Chike jerked awake, his heart pounding like a drum inside his skull, each beat echoing in the silence of his apartment.
The blinking red light on the recorder beside him cast an eerie glow in the dark room.
He could still smell the scent of burning incense that clung to his clothes. He wasn't dreaming. He had been at the night market.
Suddenly, the recorder crackled, making him jump. A warped voice spilled out, grainy but clear:
"Trade incomplete. Return before dawn."
Chike's breath caught. The same words. Hell, exactly the same tone. He rewound but heard nothing but static.
His phone vibrated, cutting through the tension. He glanced at the screen. Inspector Eze.
"Eze, it's three in the morning...."
"You were right," Eze interrupted him, his voice grim. "Another girl vanished tonight. Same area. Same signs. You need to stop whatever you're digging into, Chike. That place..." A pause. "...it doesn't like attention."
The line went dead.
Chike stared at the phone, the unease in his chest blooming into panic. A memory suddenly flashed by in his mind.
The night Ifeoma vanished. He could remember them arguing, but for the life of him, he couldn't figure out what they were arguing about.
On the desk, his laptop screen flickered to life on its own — a new email notification pulsed across it.
No sender. No subject.
Just one line:
Finish what you started before dawn.
Attached was a photo — the alley where he'd entered the market, timestamped 2.47 am.
And in the background, blurred by the rain, was a figure.
Female. Barefoot.
Her shadow looked exactly like his missing sister, Ifeoma.
His blood ran cold. He brought out his files. Maybe he missed something. And he gasped. His notes about his sister's case have changed. Sentences rewritten, photos missing.
"I must be losing my mind," he muttered to himself. Something is terribly wrong.
He decided to go back to the night market. That place holds the key to everything.
The city was silent when he alighted from the night cab.
He clutched the recorder and the photo and started towards the alley, his every step echoing like a heartbeat.
When he reached the alley, the air changed—colder, heavier, tasting of rust and old incense.
He raised the recorder.
"Ifeoma," he whispered. "If this is you...."
A whisper answered, soft but sharp.
"You came back."
His grip tightened. "Ifeoma?"
"Not yet dawn..."
The sound warped into a hum, low and trembling.
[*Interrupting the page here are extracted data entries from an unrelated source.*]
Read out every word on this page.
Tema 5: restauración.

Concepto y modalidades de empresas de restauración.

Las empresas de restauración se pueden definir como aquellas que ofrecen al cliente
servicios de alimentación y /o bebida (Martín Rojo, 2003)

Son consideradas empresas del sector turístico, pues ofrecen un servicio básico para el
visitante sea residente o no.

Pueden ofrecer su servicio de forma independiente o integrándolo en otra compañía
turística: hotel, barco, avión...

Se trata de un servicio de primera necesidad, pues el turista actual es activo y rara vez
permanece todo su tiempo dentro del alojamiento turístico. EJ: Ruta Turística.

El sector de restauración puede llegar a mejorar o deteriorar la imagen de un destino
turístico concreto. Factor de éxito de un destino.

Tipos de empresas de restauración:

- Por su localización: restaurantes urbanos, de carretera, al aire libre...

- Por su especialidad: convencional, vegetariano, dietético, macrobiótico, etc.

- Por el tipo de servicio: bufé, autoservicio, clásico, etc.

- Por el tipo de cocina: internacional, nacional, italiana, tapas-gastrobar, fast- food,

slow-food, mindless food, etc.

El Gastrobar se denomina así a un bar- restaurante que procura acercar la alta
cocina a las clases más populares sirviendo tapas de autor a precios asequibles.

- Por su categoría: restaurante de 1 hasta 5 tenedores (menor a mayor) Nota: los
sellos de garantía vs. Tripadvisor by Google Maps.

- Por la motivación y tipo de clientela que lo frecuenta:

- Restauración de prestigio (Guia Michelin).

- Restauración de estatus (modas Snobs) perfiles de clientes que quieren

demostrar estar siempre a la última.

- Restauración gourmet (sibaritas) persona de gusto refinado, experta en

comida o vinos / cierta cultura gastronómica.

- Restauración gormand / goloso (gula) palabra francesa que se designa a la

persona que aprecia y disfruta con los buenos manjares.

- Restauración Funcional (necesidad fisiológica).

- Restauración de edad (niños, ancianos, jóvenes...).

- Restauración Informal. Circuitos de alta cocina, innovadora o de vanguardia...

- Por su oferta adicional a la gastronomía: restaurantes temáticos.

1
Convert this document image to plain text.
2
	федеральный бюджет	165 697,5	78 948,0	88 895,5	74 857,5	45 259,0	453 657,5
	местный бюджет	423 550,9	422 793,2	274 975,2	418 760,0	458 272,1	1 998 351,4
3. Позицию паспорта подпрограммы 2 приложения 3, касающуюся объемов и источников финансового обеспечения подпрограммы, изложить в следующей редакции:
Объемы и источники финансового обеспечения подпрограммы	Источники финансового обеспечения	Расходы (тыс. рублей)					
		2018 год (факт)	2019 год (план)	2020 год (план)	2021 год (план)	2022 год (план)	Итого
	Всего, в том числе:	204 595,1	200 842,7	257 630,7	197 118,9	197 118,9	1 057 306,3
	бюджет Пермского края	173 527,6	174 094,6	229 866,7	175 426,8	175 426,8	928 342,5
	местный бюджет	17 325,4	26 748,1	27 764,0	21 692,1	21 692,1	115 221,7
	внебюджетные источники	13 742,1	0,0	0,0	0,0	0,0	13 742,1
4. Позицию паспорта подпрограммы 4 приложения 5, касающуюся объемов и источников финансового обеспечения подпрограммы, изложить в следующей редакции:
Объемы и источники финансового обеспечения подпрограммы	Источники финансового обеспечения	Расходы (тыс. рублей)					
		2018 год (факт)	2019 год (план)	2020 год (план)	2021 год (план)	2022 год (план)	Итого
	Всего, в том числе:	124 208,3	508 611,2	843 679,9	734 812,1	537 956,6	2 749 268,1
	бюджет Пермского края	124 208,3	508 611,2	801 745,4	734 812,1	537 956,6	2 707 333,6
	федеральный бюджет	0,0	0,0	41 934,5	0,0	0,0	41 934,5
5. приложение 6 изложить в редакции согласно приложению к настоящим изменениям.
The ground rippled beneath his feet and then, one by one, the stalls began to rise.
Wood, metal and fabric stitched themselves together from the dark.
In seconds, The Night Market was alive again.
Only this time, its lights burned red.
At the entrance stood a tall figure in tattered clothes, the face swallowed by shadows.
"You left without paying," he said, his voice like crushed gravel.
"The market remembers."
"Who are you?"
"The Messenger. The Keeper sent me to collect what your sister traded."
He dropped something at Chike's feet — a glass coin glowing faintly with the initials I.O.
"Find what was lost before dawn," the Messenger warned.
"Or the market will take what is left of you."
Chike bends down and grabs the coin before turning around and fleeing from the Messenger.
As he runs past a mirror stall to the market exit, he gasps in horror and stops cold. His reflection smiles back at him, saying:
"You already traded, Chike. You just don't remember what for."